March 19, 2007
By David Toll, peHUB

Deal fees, monitoring fees and exit fees have become big business for buyout firms. Case in point: The Blackstone Group recently paid itself a $200 million deal fee for the $39 billion buyout of Equity Office Properties Trust, keeping half for itself per its deal with limited partners.

Surprisingly, a handful of buyout firms decline to charge such fees, although they’re hardly motivated by a desire for martyrdom. Veteran firms Hellman & Friedman LLC, San Francisco, and Warburg Pincus LLC, New York, along with start-up Virgo Capital, with offices in Oklahoma City, Okla., and Austin, Texas, either don’t charge their portfolio companies fees or, in the case of H&F and Warburg Pincus, do so only when participating in club deals (in which case they either give 100 percent to their limited partners or use the fees to buy additional equity).

Being feetotalers perhaps puts these shops at a disadvantage in the hunt for talent, since rivals can pad their payrolls with the additional fee income. But sources at these firms point to two large advantages to their approach. Both could lead to handsomer returns over the long run.

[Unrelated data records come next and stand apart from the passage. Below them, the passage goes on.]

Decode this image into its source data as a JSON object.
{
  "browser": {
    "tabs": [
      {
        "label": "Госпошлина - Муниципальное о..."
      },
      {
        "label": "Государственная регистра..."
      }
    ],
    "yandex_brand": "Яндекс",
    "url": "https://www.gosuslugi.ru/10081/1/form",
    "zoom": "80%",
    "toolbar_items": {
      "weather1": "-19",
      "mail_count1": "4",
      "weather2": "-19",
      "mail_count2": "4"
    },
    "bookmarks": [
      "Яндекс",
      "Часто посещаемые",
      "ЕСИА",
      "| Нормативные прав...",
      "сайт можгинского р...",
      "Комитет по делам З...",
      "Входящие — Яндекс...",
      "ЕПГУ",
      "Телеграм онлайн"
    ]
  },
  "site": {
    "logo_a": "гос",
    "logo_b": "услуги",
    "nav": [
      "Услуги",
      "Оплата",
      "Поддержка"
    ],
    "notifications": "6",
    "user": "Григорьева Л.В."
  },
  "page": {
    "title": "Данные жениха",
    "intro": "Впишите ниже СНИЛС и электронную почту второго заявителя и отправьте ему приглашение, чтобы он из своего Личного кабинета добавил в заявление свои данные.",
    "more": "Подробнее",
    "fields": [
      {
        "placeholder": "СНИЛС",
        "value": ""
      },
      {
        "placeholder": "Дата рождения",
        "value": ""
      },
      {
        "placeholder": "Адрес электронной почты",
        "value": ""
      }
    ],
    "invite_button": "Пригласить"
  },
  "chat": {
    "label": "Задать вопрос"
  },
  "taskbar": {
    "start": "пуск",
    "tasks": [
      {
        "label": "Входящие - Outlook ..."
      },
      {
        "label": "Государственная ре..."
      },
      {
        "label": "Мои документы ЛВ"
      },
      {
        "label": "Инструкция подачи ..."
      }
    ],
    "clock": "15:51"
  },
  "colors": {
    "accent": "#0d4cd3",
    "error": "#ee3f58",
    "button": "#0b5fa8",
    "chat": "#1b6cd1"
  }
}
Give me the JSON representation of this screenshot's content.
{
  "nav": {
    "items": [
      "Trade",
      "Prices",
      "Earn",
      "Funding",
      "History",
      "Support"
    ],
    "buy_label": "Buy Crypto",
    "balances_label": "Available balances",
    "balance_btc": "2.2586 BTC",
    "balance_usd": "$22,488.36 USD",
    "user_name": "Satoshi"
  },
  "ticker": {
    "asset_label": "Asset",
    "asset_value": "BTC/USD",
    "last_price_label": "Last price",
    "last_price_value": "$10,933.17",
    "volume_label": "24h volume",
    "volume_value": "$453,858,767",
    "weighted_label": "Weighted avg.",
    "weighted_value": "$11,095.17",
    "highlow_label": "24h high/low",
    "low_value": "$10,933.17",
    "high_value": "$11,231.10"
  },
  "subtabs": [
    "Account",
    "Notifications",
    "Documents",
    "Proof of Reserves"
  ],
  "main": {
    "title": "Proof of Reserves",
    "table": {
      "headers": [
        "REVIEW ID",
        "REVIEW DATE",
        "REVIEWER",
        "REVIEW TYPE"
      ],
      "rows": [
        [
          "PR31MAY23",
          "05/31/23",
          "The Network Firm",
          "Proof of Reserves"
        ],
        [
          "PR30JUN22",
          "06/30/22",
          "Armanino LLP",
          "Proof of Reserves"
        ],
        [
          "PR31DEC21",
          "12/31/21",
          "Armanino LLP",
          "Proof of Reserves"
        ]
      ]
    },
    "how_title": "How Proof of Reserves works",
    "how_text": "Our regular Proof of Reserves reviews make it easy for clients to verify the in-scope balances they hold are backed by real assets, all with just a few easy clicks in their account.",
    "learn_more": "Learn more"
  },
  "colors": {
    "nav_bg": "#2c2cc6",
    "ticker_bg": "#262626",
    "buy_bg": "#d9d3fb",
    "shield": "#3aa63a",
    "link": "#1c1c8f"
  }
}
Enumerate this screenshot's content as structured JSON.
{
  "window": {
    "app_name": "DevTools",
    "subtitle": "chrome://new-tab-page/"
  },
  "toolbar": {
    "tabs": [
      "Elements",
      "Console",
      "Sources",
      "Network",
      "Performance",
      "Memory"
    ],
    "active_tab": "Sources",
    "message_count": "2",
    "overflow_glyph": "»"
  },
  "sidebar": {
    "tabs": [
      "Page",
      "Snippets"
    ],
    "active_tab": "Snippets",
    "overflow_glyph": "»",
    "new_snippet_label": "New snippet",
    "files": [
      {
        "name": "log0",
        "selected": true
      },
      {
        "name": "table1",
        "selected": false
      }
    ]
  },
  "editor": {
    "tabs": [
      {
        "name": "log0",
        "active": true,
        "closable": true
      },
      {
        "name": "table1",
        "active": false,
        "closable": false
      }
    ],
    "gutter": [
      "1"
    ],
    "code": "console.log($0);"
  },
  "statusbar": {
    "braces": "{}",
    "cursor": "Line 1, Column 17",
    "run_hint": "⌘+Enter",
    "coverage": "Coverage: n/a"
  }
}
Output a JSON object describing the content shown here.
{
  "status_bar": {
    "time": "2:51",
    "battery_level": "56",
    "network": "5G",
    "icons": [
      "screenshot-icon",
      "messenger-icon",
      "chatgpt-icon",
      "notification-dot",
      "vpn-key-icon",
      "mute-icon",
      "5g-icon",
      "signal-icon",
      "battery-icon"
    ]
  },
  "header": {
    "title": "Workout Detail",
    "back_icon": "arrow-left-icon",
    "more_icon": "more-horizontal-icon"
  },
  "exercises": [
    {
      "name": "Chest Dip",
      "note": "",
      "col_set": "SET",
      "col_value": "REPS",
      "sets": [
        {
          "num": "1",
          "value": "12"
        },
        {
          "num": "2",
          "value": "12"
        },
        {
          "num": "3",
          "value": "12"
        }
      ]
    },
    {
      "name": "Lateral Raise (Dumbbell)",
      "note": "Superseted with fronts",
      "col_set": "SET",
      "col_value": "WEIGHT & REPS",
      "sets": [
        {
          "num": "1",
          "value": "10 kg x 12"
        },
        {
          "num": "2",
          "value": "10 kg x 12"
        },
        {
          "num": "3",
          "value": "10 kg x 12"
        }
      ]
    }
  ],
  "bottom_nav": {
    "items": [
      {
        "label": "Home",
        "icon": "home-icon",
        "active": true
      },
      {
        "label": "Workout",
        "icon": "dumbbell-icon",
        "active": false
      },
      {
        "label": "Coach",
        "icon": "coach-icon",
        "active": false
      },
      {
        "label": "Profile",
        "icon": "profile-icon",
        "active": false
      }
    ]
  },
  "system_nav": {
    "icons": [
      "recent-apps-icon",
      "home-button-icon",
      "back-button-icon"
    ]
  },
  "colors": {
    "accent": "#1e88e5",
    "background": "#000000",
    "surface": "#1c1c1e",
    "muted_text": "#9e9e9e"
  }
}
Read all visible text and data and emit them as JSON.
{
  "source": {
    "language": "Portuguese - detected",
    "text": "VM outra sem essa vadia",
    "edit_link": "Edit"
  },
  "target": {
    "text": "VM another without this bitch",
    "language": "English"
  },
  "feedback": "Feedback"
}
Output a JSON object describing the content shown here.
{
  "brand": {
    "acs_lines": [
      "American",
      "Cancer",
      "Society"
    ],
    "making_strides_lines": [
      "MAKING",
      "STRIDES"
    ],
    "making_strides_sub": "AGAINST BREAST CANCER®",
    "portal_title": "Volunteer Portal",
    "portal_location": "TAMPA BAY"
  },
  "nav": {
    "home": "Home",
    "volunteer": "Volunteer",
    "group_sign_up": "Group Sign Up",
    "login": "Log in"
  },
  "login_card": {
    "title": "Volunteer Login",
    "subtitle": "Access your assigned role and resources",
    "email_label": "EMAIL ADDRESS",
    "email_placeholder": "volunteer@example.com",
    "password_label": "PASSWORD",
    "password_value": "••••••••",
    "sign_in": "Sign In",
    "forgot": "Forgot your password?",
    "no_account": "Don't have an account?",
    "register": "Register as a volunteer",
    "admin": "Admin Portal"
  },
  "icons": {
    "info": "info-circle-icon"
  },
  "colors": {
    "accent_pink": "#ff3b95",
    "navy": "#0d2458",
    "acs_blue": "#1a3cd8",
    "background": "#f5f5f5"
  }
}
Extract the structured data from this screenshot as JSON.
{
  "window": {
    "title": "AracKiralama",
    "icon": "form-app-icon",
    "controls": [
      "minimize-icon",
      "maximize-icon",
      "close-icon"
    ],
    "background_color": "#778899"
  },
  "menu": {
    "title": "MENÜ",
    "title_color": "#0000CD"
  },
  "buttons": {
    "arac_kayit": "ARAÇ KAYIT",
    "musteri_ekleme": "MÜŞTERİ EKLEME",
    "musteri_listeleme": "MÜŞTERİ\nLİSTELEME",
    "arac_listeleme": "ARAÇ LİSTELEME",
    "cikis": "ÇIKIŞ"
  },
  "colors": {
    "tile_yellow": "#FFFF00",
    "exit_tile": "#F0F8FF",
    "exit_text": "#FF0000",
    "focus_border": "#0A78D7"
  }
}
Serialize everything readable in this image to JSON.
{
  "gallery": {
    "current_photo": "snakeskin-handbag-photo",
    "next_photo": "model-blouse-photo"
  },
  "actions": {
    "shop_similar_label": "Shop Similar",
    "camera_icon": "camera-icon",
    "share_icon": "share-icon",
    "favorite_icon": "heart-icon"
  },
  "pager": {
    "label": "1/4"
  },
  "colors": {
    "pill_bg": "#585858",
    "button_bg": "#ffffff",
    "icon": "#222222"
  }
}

For one thing, not charging portfolio fees can give these firms an edge when facing rival bidders. Potential sellers have grown far more touchy to whether buyout firms seem intent on investing in the growth of a company, or taking cash out at every turn. It’s particularly true for sellers who roll over equity. Why should their fellow shareholders – the buyout firm professionals – absorb a payout from transaction fees and monitoring fees when they themselves aren’t accorded the same privilege? Aren’t doing deals and keeping tabs on portfolio companies what they’re supposed to do as active investors? It’s also hard for buyout firms to promote pay-for-performance to managers if they’re ostensibly not willing to play by the same rules.

Make no mistake, no one at the no-fee firms would claim to have won a deal simply because they don’t charge portfolio company fees. But they do argue persuasively that not doing so makes a difference. Guhan Swaminathan, a co-founder and managing director of Virgo Capital, recently signed a letter of intent to buy a business-process-outsourcing company that a year earlier had rejected an offer by another buyout shop.

According to Swaminathan, the earlier term sheet presented a laundry list of director fees and consulting fees. The proposed fees made the seller feel that the buyout professionals were more interested in redirecting cash flow into their wallets than investing in the business, he said. Virgo Capital got the deal a year later for three large reasons, Swaminathan believes: its expertise in business process outsourcing; its connections in the Midwest and Southwest where the company does business; and that it didn’t plan to take any fees, which signaled to the seller that the firm intended to have a true partnership.

Another virtue for the no-fee firms is that their investment professionals have no incentive to shut a deal other than the prospect of seeing their equity investment grow. It removes any temptation the professionals might have to do a deal at least in part to generate an upfront transaction fee. That limited partners applaud the resulting alignment of interests also comes in handy when it comes time to elevate additional pools of capital.

To be sure, LPs have made headway convincing buyout shops to share more of the transaction fees, monitoring fees and related fee income they generate. Where once general partners kept 100 percent of these fees, nowadays limited partners often get 50 percent or 80 percent through an offset to management fees.

Nevertheless, LPs say transaction fees remain a sore point. Why should buyout firms even keep half of, say, a 1 percent transaction fee simply for closing a transaction with LP money? One percent might not have been much money in the good old days – oh, say 24 months ago. But nowadays’s transaction fees would make Carl Icahn blush.

LPs might be ornerier if more of them knew how monitoring fees often worked. Buyout firms charge portfolio companies these fees for sitting on boards, and providing ongoing advice. According to one source, numerous portfolio companies agree upfront to pay these fees over a five to 10-year holding period. Should it get sold before then, the portfolio company actually pays a lump sum of unpaid monitoring fees as an exit fee – even if the buyout firm plans to have no more to do with the company.

What are the buyout firms monitoring after they’ve sold a company? Let me propose they keep tabs on the reaction of sellers and limited partners to growing fee income.